On ne cache pas qu'il y a un certain mauvais goût à voir MAINTENANT le drame sous cet angle mais la fiction fonctionne de cette façon. Beaucoup d'auteurs, pour le meilleur (Gibson qui y a pêché son histoire de container dans Code Source) ou pour le pire (l'affaire des bébés congelés selon mazarine pingeot), suivent la presse, les colonnes faits divers comme le faisaient Flaubert ou Balzac en leur temps, pour saisir l'événement qui pourra résumer l'époque ou leur permettre d'accoucher d'un épisode qui révéléra aux contemporains ce qu'eux-mêmes n'oseront jamais se dire.

 

Que dit l'affaire Sébire ? Est-ce un métier affreux ? Qu'est-ce qui nous vaut de penser à ce qui aurait pu se tramer en coulisses ? Qu'est-ce qui empêche qu'on substitue à ce qui s'est sans doute réellement passé (rien, une femme qui expire), un conte, une histoire d'horreur ou d'espionnage ? Pas grand chose à vrai dire : la morale et la pudeur ne tiennent pas, le respect guère plus.
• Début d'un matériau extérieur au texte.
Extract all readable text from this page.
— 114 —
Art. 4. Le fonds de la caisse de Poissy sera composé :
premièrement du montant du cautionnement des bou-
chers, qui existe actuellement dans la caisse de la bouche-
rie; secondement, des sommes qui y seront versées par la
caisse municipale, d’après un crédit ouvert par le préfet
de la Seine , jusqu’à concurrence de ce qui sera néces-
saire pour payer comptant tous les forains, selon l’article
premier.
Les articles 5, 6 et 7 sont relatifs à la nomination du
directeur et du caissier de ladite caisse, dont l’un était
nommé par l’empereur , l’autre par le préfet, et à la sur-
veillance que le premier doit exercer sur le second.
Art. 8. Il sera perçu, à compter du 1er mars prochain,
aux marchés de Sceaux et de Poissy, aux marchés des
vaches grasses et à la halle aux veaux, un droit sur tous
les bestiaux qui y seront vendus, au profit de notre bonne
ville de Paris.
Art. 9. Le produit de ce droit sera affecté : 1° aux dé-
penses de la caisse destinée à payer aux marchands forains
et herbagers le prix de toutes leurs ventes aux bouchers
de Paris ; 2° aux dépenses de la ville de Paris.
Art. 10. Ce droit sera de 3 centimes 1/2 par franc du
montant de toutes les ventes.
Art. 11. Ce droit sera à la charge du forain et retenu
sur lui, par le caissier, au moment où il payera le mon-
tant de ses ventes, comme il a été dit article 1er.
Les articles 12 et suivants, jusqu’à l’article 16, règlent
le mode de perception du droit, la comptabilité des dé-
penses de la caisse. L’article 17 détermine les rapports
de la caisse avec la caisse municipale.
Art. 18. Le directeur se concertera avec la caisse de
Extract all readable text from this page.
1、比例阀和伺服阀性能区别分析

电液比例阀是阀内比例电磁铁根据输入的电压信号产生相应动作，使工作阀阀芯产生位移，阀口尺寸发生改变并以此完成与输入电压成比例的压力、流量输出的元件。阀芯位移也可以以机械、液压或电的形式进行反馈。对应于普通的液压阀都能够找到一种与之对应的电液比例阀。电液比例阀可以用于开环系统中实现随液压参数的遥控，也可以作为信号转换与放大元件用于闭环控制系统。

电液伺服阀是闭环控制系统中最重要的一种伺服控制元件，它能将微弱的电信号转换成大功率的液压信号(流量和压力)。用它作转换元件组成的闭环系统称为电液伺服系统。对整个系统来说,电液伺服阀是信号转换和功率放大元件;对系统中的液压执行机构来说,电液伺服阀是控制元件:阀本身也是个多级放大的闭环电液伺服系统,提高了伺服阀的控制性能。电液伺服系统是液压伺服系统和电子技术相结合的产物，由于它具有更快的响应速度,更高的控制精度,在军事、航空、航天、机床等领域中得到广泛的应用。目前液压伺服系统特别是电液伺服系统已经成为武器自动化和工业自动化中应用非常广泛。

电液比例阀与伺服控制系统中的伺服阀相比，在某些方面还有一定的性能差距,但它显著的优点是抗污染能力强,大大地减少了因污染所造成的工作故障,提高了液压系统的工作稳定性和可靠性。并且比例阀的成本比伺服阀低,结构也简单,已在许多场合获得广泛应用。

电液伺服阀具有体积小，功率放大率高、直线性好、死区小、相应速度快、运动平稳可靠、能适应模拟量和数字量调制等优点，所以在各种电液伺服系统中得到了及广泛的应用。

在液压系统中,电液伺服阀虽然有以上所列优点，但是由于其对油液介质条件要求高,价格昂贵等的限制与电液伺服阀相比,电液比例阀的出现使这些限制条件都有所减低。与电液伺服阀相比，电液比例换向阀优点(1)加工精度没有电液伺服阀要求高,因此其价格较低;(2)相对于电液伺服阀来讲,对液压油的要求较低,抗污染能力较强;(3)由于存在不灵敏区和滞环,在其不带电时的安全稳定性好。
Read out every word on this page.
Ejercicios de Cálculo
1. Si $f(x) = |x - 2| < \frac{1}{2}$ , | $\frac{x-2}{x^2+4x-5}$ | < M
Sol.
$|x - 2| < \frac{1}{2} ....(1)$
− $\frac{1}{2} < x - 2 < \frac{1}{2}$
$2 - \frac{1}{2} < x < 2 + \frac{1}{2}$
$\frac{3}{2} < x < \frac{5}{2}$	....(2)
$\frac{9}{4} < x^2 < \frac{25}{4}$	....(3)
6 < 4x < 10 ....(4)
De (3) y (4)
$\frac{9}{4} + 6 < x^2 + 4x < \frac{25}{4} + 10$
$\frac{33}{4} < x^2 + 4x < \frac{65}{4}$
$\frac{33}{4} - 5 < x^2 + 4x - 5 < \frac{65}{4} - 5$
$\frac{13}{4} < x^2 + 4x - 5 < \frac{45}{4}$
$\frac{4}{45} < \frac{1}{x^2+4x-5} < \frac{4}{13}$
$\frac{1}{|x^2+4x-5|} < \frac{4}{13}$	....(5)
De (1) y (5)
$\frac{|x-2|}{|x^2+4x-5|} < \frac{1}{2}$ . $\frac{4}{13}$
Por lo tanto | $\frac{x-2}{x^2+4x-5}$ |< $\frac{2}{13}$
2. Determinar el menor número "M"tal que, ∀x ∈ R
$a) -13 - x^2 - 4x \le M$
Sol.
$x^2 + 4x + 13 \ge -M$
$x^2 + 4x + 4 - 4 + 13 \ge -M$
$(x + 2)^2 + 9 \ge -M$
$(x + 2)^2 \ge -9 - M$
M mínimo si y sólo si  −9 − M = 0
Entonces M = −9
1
L'envie. La pertinence du faits divers. A-t-il quelque chose à nous dire qui n'ait été vu ailleurs ? L'apparence physique de Chantal Sébire est-elle d'autant plus spectaculaire que nous vivons au temps de la publicité et de Nip Tuck ? Peut-on tout dire maintenant ?

 

 

 

La littérature est voyeuriste quand elle est mal faite, visionnaire quand elle l'est mieux, toujours en éveil en tout cas. Le cas Sebire est à la fois trop frais et presque trop dramatique pour qu'on en tire un bon livre. C'est le reproche qu'on a pu faire à Mazarine : il est impossible de se dépêtrer d'une telle histoire sans chausser de gros sabots littéraires. La réalité est parfois trop improbable pour donner une fiction crédible... Mais qui sait ? Il est possible que Chantal Sebire mérite une belle histoire, un bel auteur, ou un conte. Il est possible que d'une certaine façon David Lynch en ait déjà résumé l'essentiel dans son Elephant Man qui dit, à l'ancienne (la mode de la fin XIXème et du début XXème), ce que nous disons tout bas aujourd'hui. La différence, l'humanité sont peu de choses. Et cetera.